Al Jazeera (Qatar): coronavirus kills not only those who have it

Hospitals, doctors, nurses and modern health care system trying to counter a new pandemic coronavirus infection covid-19, but the global health sector is unable to cope with the situation. Is there a solution?

Novel coronavirus infection was struck by all the world’s health systems so people suffering from other diseases, trying to be treated at home.

Currently, all resources for health aims to combat the coronavirus, which affected the treatment of other diseases which require medical treatments such as blood transfusions, chemotherapy or even clinical examination.

According to the newspaper the New York Times, the coronavirus pandemic has adversely affected all sectors of healthcare including medical services for patients with cancer, organ transplant and brain surgery.

As many patients are hospitalized with complications of coronavirus, operating units turn into intensive care and surgeons engaged in the treatment of people with breathing problems.

Moreover, if there is a place for other patients, medical centers take them only when absolutely necessary, because they are afraid that medical staff can get sick with coronavirus.

In addition, patients themselves do not want to go to the hospital, even if they are really sick because they are afraid to pick up a coronavirus infection. People do not report severe symptoms associated with other diseases, so they are not hospitalitynet. This leads to the fact that they develop complications, but they still do not report them until then, until it is too late.

Many hospitals have suspended routine operations and procedures, such as surgery on the knee joints and others. But the problem is that it is difficult to determine what kind of surgery can be postponed, and what not. Unfortunately, delayed treatment can lead to permanent disability of the patient in case of refusal to carry out the necessary operations.

Cancer

Delaying of treatment is especially dangerous for people with cancer. Moreover, it is contrary to years of statements by the world health organization (who), which urges cancer treatment as early as possible, until the condition has deteriorated.

However, in pandemic coronavirus infection doctors say that they are trying to provide treatment for the most serious oncological diseases, not only in order to save medical resources, exhausted by months of combat the coronavirus, but also to protect themselves cancer patients who are at high risk for coronavirus.

In America, for example, almost every fourth cancer reported delays in the delivery of health care in pandemic coronavirus covid-19. This is a survey conducted by the American cancer network for cancer control.

Even among patients with coronavirus

Pressure on the health care system has a negative impact even on those who are sick with coronavirus. Doctors have to choose who to connect to devices of artificial ventilation of the lungs and give a chance to live and who to die.

Doctors are guided by such criteria as age, health status, life expectancy and others to determine which patients will be given priority if not enough ventilators.

This suggests that there were cases when the doctor could save the patient, but did not, leading to deaths that could have been prevented.

What are the solutions?

While we study the coronavirus to learn more about нtv, it should be possible to reduce the burden on intensive care units and hospitals to make room for other patients.

Solve:

1. To create a vaccine, which promotes immunity to the coronavirus that people were no longer infected, or if they get sick covid-19, that the disease proceeded in the form of light and did not require hospitalization. This will significantly reduce the burden on hospitals and medical centers.

Currently, more than 100 potential vaccines, many of which are undergoing clinical trials. However, experts stress the difficulty of finding an effective vaccine against coronavirus infection.

2. To find a cure, which will facilitate the treatment of patients with coronavirus or reduce the risk of complications. If you manage to create such a cure, it significantly reduced the need for ventilators, which will make room in hospitals for other patients.

At the moment there is no cure for coronavirus infection, but there are experimental treatments that have yielded some positive results.

3. To continue the quarantine policy to reduce the number of infected people and reduce pressure on the health system.

4. Gradually remove constraints to develop herd immunity.

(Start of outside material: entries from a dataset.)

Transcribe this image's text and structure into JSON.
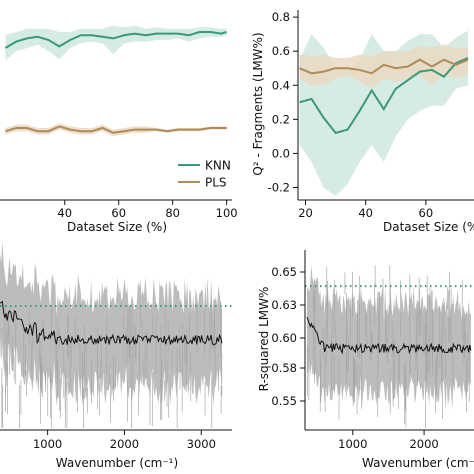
{
  "colors": {
    "knn": "#3a9a78",
    "knn_band": "#cfe8de",
    "pls": "#b08b5a",
    "pls_band": "#ead9c3",
    "spectrum": "#b5b5b5",
    "mean": "#111111",
    "reference": "#3a9a78"
  },
  "chart_data": [
    {
      "type": "line",
      "panel": "top-left",
      "xlabel": "Dataset Size (%)",
      "ylabel": "",
      "x_ticks": [
        "40",
        "60",
        "80",
        "100"
      ],
      "xlim": [
        16,
        102
      ],
      "ylim": [
        0,
        1
      ],
      "x": [
        18,
        22,
        26,
        30,
        34,
        38,
        42,
        46,
        50,
        54,
        58,
        62,
        66,
        70,
        74,
        78,
        82,
        86,
        90,
        94,
        98,
        100
      ],
      "legend": {
        "placement": "lower-right",
        "entries": [
          "KNN",
          "PLS"
        ]
      },
      "series": [
        {
          "name": "KNN",
          "values": [
            0.7,
            0.74,
            0.76,
            0.77,
            0.75,
            0.71,
            0.75,
            0.78,
            0.78,
            0.77,
            0.76,
            0.78,
            0.79,
            0.78,
            0.79,
            0.79,
            0.79,
            0.78,
            0.8,
            0.8,
            0.79,
            0.8
          ],
          "band_low": [
            0.62,
            0.68,
            0.7,
            0.72,
            0.68,
            0.63,
            0.7,
            0.73,
            0.74,
            0.73,
            0.66,
            0.73,
            0.74,
            0.74,
            0.75,
            0.75,
            0.76,
            0.74,
            0.76,
            0.77,
            0.77,
            0.78
          ],
          "band_high": [
            0.78,
            0.8,
            0.82,
            0.82,
            0.82,
            0.8,
            0.8,
            0.82,
            0.82,
            0.82,
            0.84,
            0.83,
            0.84,
            0.82,
            0.83,
            0.82,
            0.82,
            0.82,
            0.83,
            0.83,
            0.82,
            0.82
          ]
        },
        {
          "name": "PLS",
          "values": [
            0.18,
            0.2,
            0.2,
            0.18,
            0.18,
            0.21,
            0.19,
            0.18,
            0.18,
            0.2,
            0.17,
            0.18,
            0.19,
            0.19,
            0.19,
            0.18,
            0.19,
            0.19,
            0.19,
            0.2,
            0.2,
            0.2
          ],
          "band_low": [
            0.16,
            0.18,
            0.18,
            0.16,
            0.16,
            0.19,
            0.17,
            0.16,
            0.16,
            0.18,
            0.15,
            0.16,
            0.17,
            0.17,
            0.18,
            0.17,
            0.18,
            0.18,
            0.18,
            0.19,
            0.19,
            0.19
          ],
          "band_high": [
            0.2,
            0.22,
            0.22,
            0.2,
            0.2,
            0.23,
            0.21,
            0.2,
            0.2,
            0.22,
            0.19,
            0.2,
            0.21,
            0.21,
            0.2,
            0.19,
            0.2,
            0.2,
            0.2,
            0.21,
            0.21,
            0.21
          ]
        }
      ]
    },
    {
      "type": "line",
      "panel": "top-right",
      "xlabel": "Dataset Size (%",
      "ylabel": "Q² - Fragments (LMW%)",
      "x_ticks": [
        "20",
        "40",
        "60"
      ],
      "y_ticks": [
        "-0.2",
        "0.0",
        "0.2",
        "0.4",
        "0.6",
        "0.8"
      ],
      "xlim": [
        17.5,
        76
      ],
      "ylim": [
        -0.25,
        0.83
      ],
      "x": [
        18,
        22,
        26,
        30,
        34,
        38,
        42,
        46,
        50,
        54,
        58,
        62,
        66,
        70,
        74
      ],
      "series": [
        {
          "name": "KNN",
          "values": [
            0.3,
            0.32,
            0.21,
            0.12,
            0.14,
            0.25,
            0.37,
            0.26,
            0.38,
            0.43,
            0.48,
            0.49,
            0.45,
            0.53,
            0.56
          ],
          "band_low": [
            0.05,
            -0.05,
            -0.2,
            -0.25,
            -0.18,
            -0.05,
            0.05,
            -0.05,
            0.1,
            0.2,
            0.25,
            0.28,
            0.28,
            0.38,
            0.4
          ],
          "band_high": [
            0.55,
            0.7,
            0.62,
            0.5,
            0.48,
            0.55,
            0.7,
            0.6,
            0.6,
            0.66,
            0.7,
            0.7,
            0.62,
            0.68,
            0.72
          ]
        },
        {
          "name": "PLS",
          "values": [
            0.5,
            0.47,
            0.48,
            0.5,
            0.5,
            0.49,
            0.47,
            0.52,
            0.5,
            0.51,
            0.55,
            0.51,
            0.55,
            0.52,
            0.55
          ],
          "band_low": [
            0.44,
            0.4,
            0.4,
            0.44,
            0.46,
            0.42,
            0.38,
            0.44,
            0.42,
            0.44,
            0.46,
            0.4,
            0.46,
            0.44,
            0.46
          ],
          "band_high": [
            0.58,
            0.57,
            0.58,
            0.56,
            0.56,
            0.58,
            0.57,
            0.6,
            0.6,
            0.6,
            0.63,
            0.62,
            0.64,
            0.62,
            0.62
          ]
        }
      ]
    },
    {
      "type": "line",
      "panel": "bottom-left",
      "xlabel": "Wavenumber (cm⁻¹)",
      "ylabel": "",
      "x_ticks": [
        "1000",
        "2000",
        "3000"
      ],
      "xlim": [
        380,
        3400
      ],
      "ylim": [
        0,
        1
      ],
      "series": [
        {
          "name": "spectrum",
          "values": "noisy signal: mean ~0.36, spread ±0.18 (normalized panel height)"
        }
      ],
      "reference_line": {
        "value": 0.72,
        "style": "dotted"
      }
    },
    {
      "type": "line",
      "panel": "bottom-right",
      "xlabel": "Wavenumber (cm⁻¹)",
      "ylabel": "R-squared LMW%",
      "x_ticks": [
        "1000",
        "2000"
      ],
      "y_ticks": [
        "0.55",
        "0.58",
        "0.60",
        "0.63",
        "0.65"
      ],
      "xlim": [
        330,
        2700
      ],
      "ylim": [
        0.54,
        0.662
      ],
      "series": [
        {
          "name": "mean",
          "values": "noisy curve around 0.593 (peak ~0.625 near 400 cm⁻¹)"
        }
      ],
      "reference_line": {
        "value": 0.639,
        "style": "dotted"
      }
    }
  ]
}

The idea is that if you have caught a new disease, such as coronavirus infection, and from it are no vaccines, and she is actively spreading among the population, then if a sufficient number of people will develop immunity to the disease, a massive infection will stop, even if not all the population has developed immunity.

Collective immunity against coronavirus formed only if the majority of the population from 60 to 70% have been ill with this disease, and then recovered.

Experts in public health say that we need to be ready for new outbreaks of coronavirus infection. “We need to understand that it will take some time to exit from this pandemic,” said Maria van Kerov, an epidemiologist with the world health organization.

5. It is necessary to understand the mechanism of coronavirus. Why do some people die and others do not feel even a slight headache? The answer to this question will help doctors choose the right treatment in each case.

Currently, British researchers are trying to study the DNA of patients with covid-19 to answer this question. They will sequence the genetic code of people who became seriously ill covid-19, and compare their genomes with those who suffered the infection in a mild form or not at all contracted.

In the search for specific genes that may cause a predisposition to the disease, will be involved to 20 thousand patients in intensive care or have recently left.

“We think that in the genome there are keys that will help us understand how this disease is killing people,” said Kenneth Bailey, a doctor of the intensive care unit at the University of Edinburgh.